A bell rang in my head. I know this struggle.
I listened to the church rhetoric again. “Unnatural. Abomination. Perverted. Selfish.” None of those words were applied exclusively to gay people. They were also turned on women like me. I knew that I wasn’t a threat to society. I knew that my motives were to live, love and do something to improve the world I found. What if gay people were more like me than I had ever even tried to imagine?
The church’s explanations no longer worked. I didn’t crave freedom because I was defiant or rebellious. I felt desperate and sad, and I was scared to death of being pinned with the label of “rebellion.” Finally, I began to nurture the small voice that had always told me, whenever patriarchy was invoked, “This isn’t fair.” Insistence that “God’s ways are higher than our ways” and that “God is just, we are unjust” always failed to defeat that small voice. “God made us in his image,” the voice answered firmly, “and he made us with a sense of justice and a desire for love. How, then, can his justice be the opposite of ours? Why would the God who gave us free will make half of us into slaves?”
I am a working woman, I thought. This is my nature. My nature is not the passive, meek, submissive, shamefaced spirit they call feminine. My desire to be free is part of my actual soul. I do not fit in Cinderella’s shoe, and I will not destroy myself trying.
What if gay people, too, weren’t gay because they were “rebellious,” but because that’s just who they were?
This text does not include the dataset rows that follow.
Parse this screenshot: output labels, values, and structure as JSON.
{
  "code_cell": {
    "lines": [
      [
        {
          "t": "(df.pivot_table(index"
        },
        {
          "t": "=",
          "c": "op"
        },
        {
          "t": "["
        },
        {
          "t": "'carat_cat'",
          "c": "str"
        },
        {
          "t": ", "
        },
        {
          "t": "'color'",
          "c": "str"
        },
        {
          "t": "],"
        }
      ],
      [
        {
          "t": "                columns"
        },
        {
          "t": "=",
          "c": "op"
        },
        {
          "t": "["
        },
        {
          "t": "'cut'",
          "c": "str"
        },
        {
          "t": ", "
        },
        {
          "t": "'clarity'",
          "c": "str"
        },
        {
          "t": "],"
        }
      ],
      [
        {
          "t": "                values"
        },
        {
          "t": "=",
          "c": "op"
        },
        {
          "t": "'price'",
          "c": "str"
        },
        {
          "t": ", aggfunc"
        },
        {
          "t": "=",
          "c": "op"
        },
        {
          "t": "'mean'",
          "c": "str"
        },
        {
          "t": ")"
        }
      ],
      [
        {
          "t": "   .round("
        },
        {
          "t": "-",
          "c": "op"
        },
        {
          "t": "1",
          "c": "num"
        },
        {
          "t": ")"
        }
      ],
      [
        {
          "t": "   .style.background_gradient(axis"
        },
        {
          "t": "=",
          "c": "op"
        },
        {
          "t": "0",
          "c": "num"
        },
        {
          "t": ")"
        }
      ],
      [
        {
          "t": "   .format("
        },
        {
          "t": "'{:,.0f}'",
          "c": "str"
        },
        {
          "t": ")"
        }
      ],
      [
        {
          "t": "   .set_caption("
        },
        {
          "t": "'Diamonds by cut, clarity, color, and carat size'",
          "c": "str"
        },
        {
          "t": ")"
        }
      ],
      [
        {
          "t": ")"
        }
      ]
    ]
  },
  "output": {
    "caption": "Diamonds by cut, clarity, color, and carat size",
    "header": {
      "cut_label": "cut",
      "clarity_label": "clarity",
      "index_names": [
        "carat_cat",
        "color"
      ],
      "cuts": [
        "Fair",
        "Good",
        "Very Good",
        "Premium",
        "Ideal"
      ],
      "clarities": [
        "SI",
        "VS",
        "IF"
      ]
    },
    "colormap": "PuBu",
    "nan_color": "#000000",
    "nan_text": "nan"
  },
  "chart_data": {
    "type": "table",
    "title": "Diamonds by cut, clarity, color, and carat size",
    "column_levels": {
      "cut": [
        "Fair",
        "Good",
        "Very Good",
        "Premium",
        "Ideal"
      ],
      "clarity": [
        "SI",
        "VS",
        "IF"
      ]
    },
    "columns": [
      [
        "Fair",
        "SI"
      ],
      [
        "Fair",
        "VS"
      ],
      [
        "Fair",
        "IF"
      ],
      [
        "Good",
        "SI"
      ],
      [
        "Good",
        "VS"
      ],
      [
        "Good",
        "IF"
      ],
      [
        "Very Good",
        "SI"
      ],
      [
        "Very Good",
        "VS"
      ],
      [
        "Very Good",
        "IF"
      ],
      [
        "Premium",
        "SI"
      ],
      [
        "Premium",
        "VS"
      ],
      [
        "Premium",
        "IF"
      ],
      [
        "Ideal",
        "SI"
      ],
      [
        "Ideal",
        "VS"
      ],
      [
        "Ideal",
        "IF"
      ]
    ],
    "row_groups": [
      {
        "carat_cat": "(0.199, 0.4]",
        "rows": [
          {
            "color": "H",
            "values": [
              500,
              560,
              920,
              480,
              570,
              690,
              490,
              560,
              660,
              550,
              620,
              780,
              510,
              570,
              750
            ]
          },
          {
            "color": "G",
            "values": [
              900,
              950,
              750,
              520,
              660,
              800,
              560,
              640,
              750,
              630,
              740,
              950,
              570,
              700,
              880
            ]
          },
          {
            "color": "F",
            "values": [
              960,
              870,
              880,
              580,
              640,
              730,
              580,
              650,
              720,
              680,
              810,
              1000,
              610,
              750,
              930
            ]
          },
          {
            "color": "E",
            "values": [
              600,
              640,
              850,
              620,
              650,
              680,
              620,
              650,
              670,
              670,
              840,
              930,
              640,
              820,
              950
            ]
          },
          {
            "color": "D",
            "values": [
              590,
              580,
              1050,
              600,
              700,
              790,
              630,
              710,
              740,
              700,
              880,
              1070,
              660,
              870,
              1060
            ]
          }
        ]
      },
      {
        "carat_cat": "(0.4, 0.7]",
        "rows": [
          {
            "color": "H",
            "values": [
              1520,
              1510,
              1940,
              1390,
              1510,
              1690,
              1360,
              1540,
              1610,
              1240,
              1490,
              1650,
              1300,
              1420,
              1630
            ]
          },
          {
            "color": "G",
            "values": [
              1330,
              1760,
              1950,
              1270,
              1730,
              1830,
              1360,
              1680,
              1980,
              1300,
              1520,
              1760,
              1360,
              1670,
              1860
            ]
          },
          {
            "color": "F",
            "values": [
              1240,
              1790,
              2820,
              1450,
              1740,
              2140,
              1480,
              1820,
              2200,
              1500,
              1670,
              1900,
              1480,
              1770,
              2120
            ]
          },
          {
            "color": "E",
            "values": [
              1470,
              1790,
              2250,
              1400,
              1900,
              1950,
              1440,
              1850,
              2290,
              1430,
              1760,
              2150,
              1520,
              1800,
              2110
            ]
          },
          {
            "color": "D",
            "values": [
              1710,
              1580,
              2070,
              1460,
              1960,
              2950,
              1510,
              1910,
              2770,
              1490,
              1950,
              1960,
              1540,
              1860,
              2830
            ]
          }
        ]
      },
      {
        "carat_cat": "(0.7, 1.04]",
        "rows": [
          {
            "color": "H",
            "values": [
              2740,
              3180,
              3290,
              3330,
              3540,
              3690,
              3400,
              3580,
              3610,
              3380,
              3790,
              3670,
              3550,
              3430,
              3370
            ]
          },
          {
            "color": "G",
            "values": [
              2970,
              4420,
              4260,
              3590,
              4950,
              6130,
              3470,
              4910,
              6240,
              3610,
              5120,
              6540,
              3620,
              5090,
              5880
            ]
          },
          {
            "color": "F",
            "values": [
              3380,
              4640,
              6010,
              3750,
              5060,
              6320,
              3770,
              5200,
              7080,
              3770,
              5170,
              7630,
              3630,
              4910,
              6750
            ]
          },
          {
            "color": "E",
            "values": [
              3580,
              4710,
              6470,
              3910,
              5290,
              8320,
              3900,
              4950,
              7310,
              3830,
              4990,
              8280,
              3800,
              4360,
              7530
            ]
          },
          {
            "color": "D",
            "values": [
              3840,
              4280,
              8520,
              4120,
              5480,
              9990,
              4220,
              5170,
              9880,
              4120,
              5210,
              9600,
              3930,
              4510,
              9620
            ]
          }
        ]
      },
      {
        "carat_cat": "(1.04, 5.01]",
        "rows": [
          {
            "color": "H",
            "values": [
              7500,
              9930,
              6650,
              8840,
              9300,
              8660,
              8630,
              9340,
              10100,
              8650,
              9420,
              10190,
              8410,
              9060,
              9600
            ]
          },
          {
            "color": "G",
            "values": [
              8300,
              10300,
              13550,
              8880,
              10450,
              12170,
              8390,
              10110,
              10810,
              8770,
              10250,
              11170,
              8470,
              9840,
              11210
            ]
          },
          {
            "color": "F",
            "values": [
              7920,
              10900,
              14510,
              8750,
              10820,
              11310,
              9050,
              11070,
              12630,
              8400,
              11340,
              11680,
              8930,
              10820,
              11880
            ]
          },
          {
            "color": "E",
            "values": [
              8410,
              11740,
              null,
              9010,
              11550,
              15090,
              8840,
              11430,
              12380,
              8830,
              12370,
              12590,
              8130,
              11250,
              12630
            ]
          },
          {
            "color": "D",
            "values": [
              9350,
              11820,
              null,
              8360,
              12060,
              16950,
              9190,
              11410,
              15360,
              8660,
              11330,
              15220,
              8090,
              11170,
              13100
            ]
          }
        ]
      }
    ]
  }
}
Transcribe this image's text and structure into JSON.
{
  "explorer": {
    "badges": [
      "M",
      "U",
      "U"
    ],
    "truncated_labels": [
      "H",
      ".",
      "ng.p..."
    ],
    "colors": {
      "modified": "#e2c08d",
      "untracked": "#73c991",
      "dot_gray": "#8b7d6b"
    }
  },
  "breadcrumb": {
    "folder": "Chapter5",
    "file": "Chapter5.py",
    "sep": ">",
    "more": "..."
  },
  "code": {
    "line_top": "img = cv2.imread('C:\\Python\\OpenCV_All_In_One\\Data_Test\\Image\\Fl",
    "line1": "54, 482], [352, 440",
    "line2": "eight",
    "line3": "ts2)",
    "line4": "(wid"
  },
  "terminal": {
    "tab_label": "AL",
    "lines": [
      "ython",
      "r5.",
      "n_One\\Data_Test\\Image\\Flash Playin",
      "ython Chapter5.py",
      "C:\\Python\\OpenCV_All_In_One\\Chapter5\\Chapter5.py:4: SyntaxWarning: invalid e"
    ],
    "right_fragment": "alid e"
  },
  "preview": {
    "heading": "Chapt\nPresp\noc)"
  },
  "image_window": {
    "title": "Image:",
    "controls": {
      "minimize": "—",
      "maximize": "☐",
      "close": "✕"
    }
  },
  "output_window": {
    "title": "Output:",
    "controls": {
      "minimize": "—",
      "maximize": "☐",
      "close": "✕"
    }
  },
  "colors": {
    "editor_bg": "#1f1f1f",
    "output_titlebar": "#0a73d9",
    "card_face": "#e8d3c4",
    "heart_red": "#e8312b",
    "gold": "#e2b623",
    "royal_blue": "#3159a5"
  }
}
This was my turning point. Basic empathy. I began to fight the fears that were encoded in my head. I admitted that I liked men with long hair. I admitted to myself that I really wanted to wear pants (although I didn’t dare yet). I ceased to believe that “worldly” people were more selfish than believers. I began to believe that the LGBTQ people on the internet were telling me the truth when they wrote, We want what you want out of life: love, liberty and respect. I put away the conspiracy theories about the “gay agenda,” as I couldn’t find a single gay person trying to “recruit” Christian children. Instead, I found Christian parents killing their own children with their judgment. The refrain I found everywhere was: I just want to be accepted for who I am. And I wanted to shout that alongside them.
I wouldn’t have called it that at the time, but I had just “come out” as a feminist. Soon after, I began to think about issues of race and class more clearly, too. I gained the courage to articulate why the Randian politics of my privileged male friends would never work. I began to think about a future in which I didn’t have to listen to the screeching of pastors about submission and headship and authority. I entertained the idea that a female president was a good thing. It took longer, but I came to support female ordination, too.
I have one final thing to offer to the “hate the sin, love the sinner” crowd from the other side of the fence they built to keep us illegal Christians out:
Unconditional love does not mean loving someone while disapproving of their actions. It means forsaking the right to disapprove. You cannot love who I am and hate what I do. What I do shows you who I am. If you choose to love a figment of your imagination, some idea of who I might become, then you love only your own mind, and what you hate is me.
You can’t have unconditional love and be homophobic. Perfect love casts out fear.